Bring to Your Children a Better Understanding of the Other Sex

Vijai P. Sharma, Ph. D

During my early teens, when I realized I had begun to like women, my internal behavior came into a direct contrast with my outside behavior.  Inside, I was fascinated by women and I would fantasize about them.  Outside, I began to make fun of them and ridicule them.  I would say things like, "Women didn't have any intelligence, they didn't have any sense of humor.  Women would laugh at a joke twice, first time when everybody laughs and second time when they understand the joke.  The unkindest cut was my saying that women didn't have the sense of smell, therefore, it was possible for them to wash baby's bottoms and change diapers."  I made these "un-wisecracks" at home, the first time everybody laughed.  But when I downgraded women again, my mother took me aside.  She said, "Son, when you make fun of women, I want you to remember one thing.  Your mother and your older sister too are women."  

I had never made that connection.  To me, my mother was my mother, my sister was my sister and then there were all these women.  Here she put them all in one class, as if they were bonded by some kind of universal sisterhood.  I loved and admired my mother.  My sister, fourteen year older than I, was like my second mother.  That put an end to my having fun at the expense of women.  It was as if at that moment, I became indebted to women forever because two members of their species had given me all the love in the world and taught me everything I knew upto that point in my life.  I didn't even go to school until the third grade.  My sister taught me at home.  

The abuse and indignity inflicted on women has disturbed me from very early on.  I will not and knowingly cannot verbally or physically hurt a woman.  And the credit for it goes to my mother who made the connection for me, that they too were women.  I wish that more and more mothers and sisters will make that connection for their sons and brothers.  So men who have received tender loving care from women in their early years, may repay their debt to womanhood, later.  Perhaps men brought up in such a tradition will extend gentle love, tender care, and above all, respect for women with whom they come in contact in later years.  Above all, that they desist from hurting them physically or emotionally.  The trouble is that more and more boys are coming out of their homes into the society with little love or respect for men or women.  They are bitter.  They are angry with the adults who raised them or didn't put enough time, love, and effort in raising them.  They wait for the day when they are bigger and stronger, so they can take their turn to intimidate and hurt someone else for the pain they are carrying in their heart.  
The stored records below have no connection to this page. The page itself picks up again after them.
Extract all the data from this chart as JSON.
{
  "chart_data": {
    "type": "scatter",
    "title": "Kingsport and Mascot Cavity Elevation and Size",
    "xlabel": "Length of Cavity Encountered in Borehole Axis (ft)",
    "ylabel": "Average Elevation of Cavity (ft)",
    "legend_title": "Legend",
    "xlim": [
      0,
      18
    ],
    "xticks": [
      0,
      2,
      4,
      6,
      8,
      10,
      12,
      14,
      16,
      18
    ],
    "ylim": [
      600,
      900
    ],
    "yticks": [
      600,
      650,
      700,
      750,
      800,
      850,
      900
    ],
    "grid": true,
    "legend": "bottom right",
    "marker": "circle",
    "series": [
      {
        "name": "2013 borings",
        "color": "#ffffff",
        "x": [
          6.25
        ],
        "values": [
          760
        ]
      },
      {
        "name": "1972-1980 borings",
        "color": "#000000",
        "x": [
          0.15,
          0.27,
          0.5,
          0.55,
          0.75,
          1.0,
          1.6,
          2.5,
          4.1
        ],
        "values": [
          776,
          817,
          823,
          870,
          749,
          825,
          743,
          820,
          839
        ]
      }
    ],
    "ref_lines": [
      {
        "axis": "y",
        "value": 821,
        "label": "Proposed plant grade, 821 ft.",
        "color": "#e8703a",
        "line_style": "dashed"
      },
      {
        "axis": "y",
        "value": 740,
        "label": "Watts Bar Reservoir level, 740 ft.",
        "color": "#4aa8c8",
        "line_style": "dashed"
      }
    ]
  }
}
My father was someone to be feared and respected.  He loved us all dearly, but from a distance.  He would brag about his children and their little achievements to all the friends and visitors and would laugh at our antics when they were related to him by my mother or other family members.  But he was not demonstrative.  I don't remember if he hugged me during my childhood.  Whenever he set his eyes on us, he was always correcting us.  Whatever he saw us doing, he told us how to do it correctly.  For instance, how to sit or stand properly for a good posture, what should be distance between the eyes and the book, and how to hold the pen to write more legibly.  

The role played by my father as a supervisor and an instructor changed as I reached the age of 16 or 17.  No more corrections!  I guess he thought he has taught us all that he needed to and now he could take a break.  He began to sit and talk with us, put his arm around us, tell us his life stories, and often cut up.  He really put the guards down and let us see the other side of him.  We then came close to a father who was a very funny, loving and emotional man.  Thus, he began to share his feelings in addition to his knowledge and skills.  We saw for the first time that he was vulnerable like all of us.  He was tough as a nail when it came to endurance and meeting a challenge, but he was most caring and tender when it came to his family.  Earlier, I thought there was only one emotion he experienced, "anger."  One time, my oldest brother explained to me, that he and dad were like a coconut.  A coconut is hard from the outside but soft and tender from inside.  

I am so grateful to my father and brother that they let me see the gentler, kinder side of them.  Now I can be who I am.  I have the permission of my significant others to be tender and tough without any emotional confusion or challenge to my manhood.  Actually, I think I am a coconut that is split open.  You can see the tough shell and the soft pulp all in one glance.